Egged on by his best friend Polo (Tenzin Dalha), he relocates to Shillong – the best place in the world gaane likhne ke liye, the pal says – to have a go at rustling up the numbers. The size of Polo’s joint family takes Jay, a loner, by surprise. They are a noisy bunch. Jay is more comfortable wrapped up in his own world. But it isn’t a collision that ensues but a smooth process of settling in and moving on with life.

99 Songs is predicated on simple ideas that are placed in opposition to each other. The main point of conflict obviously centres on music. While the hero’s father believes that music is the world’s most harmful addiction, the young man’s musical genes inherited from a mother who died the day he was born push him towards creating songs and making a bid for the love he has lost.

The simplicity at the heart of 99 Songs is bewitching in its own way. If only the exposition of the male protagonist’s inner impulses and the dimensions of his struggles been invested with more layers, the film would have added up to more than just a string of pretty images and an amalgamation of hypnotic musical compositions.

In Shillong, Jay meets the hard-drinking Sheela (Lisa Ray), a jazz singer who sweeps the hero of his feet. The feisty crooner who sings of putting a bullet through a man’s heart if he dares not to love her is contrasted with the soft and undemanding Sophie, who pines away in silence and channels her overwhelming grief into works of art.

The story takes a turn and Jay ends up in rehab where a sympathetic lady (Manisha Koirala), another of the many voices that the film employs to piece together the story in fits and starts, takes it upon herself to give the boy’s life a new direction. But like the other secondary figures in the film, this character merely looms inchoately in the background without ever developing into a rounded, tangible character.

99 Songs is far too focused on surface gloss – there is no dearth of it in its frequently dreamlike canvas – to notice that the wafer-thin story at its core is a muddling, meandering mess that is never in with a realistic chance of sorting itself out and shaking off its stupor.

The performances are adequate. Ehan Bhat has an unmistakable screen presence. Latina actress Edilsy Vargas does not have any lines to deliver but enough scope, aided by camera angles and musical accompaniment, to convey the agony of loss. Tenzin Dalha gives the role of the hero’s friend his best shot and makes a strong impression.
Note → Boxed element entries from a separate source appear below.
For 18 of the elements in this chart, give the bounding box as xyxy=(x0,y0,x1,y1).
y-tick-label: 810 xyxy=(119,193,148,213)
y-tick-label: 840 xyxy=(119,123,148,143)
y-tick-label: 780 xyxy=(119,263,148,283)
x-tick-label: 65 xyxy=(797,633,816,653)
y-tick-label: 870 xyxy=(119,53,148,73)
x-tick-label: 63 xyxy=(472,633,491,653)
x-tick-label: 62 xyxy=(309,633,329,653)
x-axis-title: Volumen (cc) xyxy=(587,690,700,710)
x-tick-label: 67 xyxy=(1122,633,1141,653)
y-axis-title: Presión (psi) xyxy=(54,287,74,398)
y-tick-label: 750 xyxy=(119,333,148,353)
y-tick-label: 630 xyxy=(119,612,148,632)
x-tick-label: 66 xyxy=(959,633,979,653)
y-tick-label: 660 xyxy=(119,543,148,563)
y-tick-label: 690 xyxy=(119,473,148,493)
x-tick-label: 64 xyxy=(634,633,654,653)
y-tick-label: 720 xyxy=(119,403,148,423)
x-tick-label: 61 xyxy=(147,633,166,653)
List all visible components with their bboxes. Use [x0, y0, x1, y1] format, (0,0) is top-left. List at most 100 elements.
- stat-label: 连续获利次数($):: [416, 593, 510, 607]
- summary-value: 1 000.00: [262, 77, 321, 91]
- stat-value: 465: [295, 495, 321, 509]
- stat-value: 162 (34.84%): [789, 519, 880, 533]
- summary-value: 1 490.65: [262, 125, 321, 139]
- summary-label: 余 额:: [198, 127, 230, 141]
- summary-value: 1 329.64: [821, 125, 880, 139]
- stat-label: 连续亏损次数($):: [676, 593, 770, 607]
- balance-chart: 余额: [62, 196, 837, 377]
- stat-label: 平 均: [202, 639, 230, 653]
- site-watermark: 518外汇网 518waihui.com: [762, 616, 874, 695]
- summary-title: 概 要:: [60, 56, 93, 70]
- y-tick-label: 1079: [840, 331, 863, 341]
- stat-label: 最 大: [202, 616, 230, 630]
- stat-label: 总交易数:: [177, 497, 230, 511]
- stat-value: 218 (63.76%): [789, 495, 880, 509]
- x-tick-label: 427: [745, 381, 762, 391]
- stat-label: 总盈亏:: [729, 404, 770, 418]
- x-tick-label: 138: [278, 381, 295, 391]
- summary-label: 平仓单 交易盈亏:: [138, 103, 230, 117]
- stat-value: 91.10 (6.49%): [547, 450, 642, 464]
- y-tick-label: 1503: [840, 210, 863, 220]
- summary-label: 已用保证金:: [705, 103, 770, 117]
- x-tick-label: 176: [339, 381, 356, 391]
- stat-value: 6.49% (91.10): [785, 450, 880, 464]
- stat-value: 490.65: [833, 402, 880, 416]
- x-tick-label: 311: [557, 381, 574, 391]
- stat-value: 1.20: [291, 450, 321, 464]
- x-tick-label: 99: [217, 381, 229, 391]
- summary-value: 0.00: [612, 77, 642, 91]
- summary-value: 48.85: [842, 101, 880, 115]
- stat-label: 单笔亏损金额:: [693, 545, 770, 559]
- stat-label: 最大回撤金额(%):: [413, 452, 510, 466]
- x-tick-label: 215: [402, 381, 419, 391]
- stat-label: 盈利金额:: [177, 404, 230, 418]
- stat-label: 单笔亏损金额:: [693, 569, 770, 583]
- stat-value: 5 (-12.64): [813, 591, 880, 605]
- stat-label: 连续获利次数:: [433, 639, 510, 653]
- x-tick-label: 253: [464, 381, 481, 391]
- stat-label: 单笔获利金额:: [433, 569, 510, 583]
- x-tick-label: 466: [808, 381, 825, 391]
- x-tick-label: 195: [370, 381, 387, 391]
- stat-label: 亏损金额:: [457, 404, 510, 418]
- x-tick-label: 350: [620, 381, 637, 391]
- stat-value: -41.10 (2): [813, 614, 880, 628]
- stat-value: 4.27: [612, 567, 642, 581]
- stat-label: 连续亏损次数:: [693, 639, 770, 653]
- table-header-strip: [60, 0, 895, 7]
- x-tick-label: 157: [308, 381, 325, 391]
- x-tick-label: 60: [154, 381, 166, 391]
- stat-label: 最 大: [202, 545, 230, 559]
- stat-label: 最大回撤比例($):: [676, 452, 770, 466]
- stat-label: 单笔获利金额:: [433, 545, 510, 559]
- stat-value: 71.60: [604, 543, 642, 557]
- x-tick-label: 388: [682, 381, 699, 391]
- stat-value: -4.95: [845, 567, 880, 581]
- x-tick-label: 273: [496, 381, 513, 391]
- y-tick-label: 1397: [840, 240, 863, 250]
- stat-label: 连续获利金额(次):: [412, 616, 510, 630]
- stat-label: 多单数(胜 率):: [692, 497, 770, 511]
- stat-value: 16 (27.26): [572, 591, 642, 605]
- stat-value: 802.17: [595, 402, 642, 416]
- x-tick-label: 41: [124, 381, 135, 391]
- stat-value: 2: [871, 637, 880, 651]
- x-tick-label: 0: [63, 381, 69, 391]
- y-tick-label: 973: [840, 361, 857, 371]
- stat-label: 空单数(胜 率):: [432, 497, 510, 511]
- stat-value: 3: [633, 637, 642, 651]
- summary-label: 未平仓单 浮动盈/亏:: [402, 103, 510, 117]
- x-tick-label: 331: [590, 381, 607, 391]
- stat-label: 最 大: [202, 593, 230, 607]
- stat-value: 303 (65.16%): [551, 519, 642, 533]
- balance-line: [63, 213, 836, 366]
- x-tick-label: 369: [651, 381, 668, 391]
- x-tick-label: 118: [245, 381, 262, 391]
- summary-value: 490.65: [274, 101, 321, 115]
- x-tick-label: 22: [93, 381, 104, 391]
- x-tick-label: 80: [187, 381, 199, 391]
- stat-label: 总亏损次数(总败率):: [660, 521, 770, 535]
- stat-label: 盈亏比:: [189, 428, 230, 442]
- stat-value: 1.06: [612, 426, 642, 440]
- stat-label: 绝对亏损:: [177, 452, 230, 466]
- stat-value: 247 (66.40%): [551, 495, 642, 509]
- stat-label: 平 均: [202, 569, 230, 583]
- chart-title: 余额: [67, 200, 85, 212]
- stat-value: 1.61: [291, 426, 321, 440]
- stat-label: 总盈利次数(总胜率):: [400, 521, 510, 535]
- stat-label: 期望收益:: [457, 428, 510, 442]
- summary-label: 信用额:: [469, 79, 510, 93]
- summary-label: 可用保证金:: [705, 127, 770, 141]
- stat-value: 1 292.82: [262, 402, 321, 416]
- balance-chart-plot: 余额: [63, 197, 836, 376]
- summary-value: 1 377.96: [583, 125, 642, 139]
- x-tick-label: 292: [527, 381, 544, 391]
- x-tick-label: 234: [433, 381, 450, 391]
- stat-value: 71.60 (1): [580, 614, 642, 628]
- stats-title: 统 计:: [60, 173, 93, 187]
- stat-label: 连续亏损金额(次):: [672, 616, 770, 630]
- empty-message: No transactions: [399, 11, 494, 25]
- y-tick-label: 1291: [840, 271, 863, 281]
The other actors in the cast are a blur pretty much like the film itself.

In terms of its music, sound design and pitching, 99 Songs strikes all the right notes. But its slight storyline is anything but mesmerizing.

99 Songs is a visual and musical treat infused with a sense of poise and repose. But its surface gloss cannot conceal the fact that it delivers far less than it promises.